When dividing (x^3 - 6x^2 - 8x - 19) by (x + 1), what is the quotient?

A) x^2 - 7x + 1
B) x^2 - 7x - 11
C) x^2 - 5x - 11
D) x^2 - 5x + 1

Answer 1

The quotient when dividing (x^3 - 6x^2 - 8x - 19) by (x + 1) using synthetic division is x^2 - 7x + 1, which corresponds to option A.

Step-by-step explanation:

The student is asking to find the quotient when dividing the polynomial (x3 - 6x2 - 8x - 19) by the binomial (x + 1). To solve this, we can use either polynomial long division or synthetic division.
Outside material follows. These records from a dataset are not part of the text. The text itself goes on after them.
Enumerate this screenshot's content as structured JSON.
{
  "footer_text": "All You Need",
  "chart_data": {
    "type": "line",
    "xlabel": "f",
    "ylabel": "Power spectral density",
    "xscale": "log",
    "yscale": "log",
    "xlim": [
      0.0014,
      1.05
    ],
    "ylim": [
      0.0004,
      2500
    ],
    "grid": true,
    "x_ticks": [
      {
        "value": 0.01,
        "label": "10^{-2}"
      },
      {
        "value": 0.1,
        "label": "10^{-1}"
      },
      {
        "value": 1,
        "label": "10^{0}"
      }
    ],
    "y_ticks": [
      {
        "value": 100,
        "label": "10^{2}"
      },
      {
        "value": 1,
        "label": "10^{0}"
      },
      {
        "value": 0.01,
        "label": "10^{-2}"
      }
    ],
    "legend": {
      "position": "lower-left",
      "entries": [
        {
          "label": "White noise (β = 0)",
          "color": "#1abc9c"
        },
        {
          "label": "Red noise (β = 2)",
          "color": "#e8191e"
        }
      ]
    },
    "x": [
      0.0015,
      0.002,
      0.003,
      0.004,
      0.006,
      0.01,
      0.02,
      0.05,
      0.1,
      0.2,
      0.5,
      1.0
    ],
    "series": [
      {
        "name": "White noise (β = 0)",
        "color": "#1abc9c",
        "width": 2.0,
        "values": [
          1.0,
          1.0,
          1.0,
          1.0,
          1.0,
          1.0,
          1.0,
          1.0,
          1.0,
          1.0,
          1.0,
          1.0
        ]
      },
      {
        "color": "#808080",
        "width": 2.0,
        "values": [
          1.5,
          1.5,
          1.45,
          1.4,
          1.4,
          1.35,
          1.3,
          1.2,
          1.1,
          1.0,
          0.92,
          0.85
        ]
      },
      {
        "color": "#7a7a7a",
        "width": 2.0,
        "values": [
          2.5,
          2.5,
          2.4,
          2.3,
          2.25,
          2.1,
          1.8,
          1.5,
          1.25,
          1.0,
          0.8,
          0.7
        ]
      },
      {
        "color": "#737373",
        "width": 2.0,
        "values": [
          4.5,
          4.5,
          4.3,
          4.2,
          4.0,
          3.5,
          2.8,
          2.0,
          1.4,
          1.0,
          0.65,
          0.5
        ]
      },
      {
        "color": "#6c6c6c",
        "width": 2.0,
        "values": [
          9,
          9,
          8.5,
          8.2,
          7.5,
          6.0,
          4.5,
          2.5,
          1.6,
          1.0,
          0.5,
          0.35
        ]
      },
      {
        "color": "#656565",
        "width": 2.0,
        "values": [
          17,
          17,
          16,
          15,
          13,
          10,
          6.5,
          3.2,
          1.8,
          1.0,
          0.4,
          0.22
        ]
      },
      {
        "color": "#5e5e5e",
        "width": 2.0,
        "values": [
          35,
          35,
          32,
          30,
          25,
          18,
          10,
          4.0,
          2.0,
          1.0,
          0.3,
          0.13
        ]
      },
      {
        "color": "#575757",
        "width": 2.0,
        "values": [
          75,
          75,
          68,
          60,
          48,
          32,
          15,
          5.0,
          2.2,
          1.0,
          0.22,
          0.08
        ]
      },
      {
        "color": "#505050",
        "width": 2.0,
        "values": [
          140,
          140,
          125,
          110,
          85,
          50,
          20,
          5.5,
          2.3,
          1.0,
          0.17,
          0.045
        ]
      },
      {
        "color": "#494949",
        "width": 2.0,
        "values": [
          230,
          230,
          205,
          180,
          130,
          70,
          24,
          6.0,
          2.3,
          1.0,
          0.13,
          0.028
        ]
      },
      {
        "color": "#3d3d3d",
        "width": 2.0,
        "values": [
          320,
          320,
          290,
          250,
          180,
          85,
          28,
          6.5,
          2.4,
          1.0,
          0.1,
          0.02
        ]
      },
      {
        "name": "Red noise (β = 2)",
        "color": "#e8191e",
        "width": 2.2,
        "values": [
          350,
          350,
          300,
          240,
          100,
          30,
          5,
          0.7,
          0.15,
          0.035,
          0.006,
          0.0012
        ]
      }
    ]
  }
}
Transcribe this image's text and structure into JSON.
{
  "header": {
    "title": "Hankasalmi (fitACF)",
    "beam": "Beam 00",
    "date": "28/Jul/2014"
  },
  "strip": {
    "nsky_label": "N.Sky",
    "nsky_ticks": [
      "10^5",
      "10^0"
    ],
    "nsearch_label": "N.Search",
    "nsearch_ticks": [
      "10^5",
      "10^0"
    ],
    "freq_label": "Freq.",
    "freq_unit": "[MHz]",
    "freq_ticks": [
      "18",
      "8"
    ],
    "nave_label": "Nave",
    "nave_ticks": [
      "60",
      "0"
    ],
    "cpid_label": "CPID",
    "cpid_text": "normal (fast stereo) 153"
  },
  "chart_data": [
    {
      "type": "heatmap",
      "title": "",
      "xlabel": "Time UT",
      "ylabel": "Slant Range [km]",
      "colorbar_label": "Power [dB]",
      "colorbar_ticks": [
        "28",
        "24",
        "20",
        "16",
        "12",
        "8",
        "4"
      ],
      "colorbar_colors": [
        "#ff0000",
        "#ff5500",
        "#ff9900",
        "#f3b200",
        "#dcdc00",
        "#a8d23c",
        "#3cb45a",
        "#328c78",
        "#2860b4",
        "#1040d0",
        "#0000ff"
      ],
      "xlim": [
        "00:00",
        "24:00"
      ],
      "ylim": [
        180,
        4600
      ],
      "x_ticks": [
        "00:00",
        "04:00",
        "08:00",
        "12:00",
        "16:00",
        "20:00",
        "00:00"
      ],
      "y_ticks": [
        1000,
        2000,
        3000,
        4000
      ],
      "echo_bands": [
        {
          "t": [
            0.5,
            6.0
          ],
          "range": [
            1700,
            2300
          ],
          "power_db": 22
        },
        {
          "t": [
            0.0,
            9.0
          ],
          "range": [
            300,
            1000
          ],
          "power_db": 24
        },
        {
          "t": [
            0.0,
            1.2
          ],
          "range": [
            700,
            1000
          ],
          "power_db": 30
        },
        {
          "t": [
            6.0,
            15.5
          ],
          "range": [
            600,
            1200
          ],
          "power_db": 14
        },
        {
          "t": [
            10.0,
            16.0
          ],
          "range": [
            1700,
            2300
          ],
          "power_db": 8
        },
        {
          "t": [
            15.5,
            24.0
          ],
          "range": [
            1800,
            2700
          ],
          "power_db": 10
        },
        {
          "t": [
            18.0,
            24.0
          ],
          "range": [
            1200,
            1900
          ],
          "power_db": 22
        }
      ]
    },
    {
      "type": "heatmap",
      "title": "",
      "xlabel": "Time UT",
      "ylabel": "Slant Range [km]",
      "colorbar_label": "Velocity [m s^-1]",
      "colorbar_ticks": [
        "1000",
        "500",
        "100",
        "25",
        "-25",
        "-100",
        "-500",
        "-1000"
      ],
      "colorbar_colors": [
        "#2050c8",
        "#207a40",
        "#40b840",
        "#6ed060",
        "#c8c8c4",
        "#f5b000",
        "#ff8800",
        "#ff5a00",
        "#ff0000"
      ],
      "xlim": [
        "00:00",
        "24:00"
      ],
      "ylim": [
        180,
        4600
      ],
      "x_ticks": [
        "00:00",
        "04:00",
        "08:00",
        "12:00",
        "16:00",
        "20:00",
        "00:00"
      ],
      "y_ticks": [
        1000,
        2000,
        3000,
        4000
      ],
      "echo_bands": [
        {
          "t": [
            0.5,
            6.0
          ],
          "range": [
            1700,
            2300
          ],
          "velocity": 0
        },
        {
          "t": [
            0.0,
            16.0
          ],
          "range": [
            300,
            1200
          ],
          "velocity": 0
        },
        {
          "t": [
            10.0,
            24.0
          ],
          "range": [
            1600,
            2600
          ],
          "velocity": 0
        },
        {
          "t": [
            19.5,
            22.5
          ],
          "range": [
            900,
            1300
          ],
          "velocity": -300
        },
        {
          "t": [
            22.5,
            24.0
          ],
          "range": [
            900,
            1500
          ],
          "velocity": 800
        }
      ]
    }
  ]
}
Using synthetic division, we first write the coefficients of the dividend: 1 (for x3), -6 (for -6x2), -8 (for -8x), and -19 (as the constant term). The zero of the divisor, x + 1, is -1. We then perform synthetic division:

1. Bring down the 1.
2. Multiply -1 by 1 and write the result (-1) under -6 and add them to get -7.
3. Multiply -1 by -7 and add the result to -8 to get 1.
4. Multiply -1 by 1 and add the result to -19 to get -20, which is the remainder.

The resulting quotient is therefore x2 - 7x + 1, which corresponds to option A.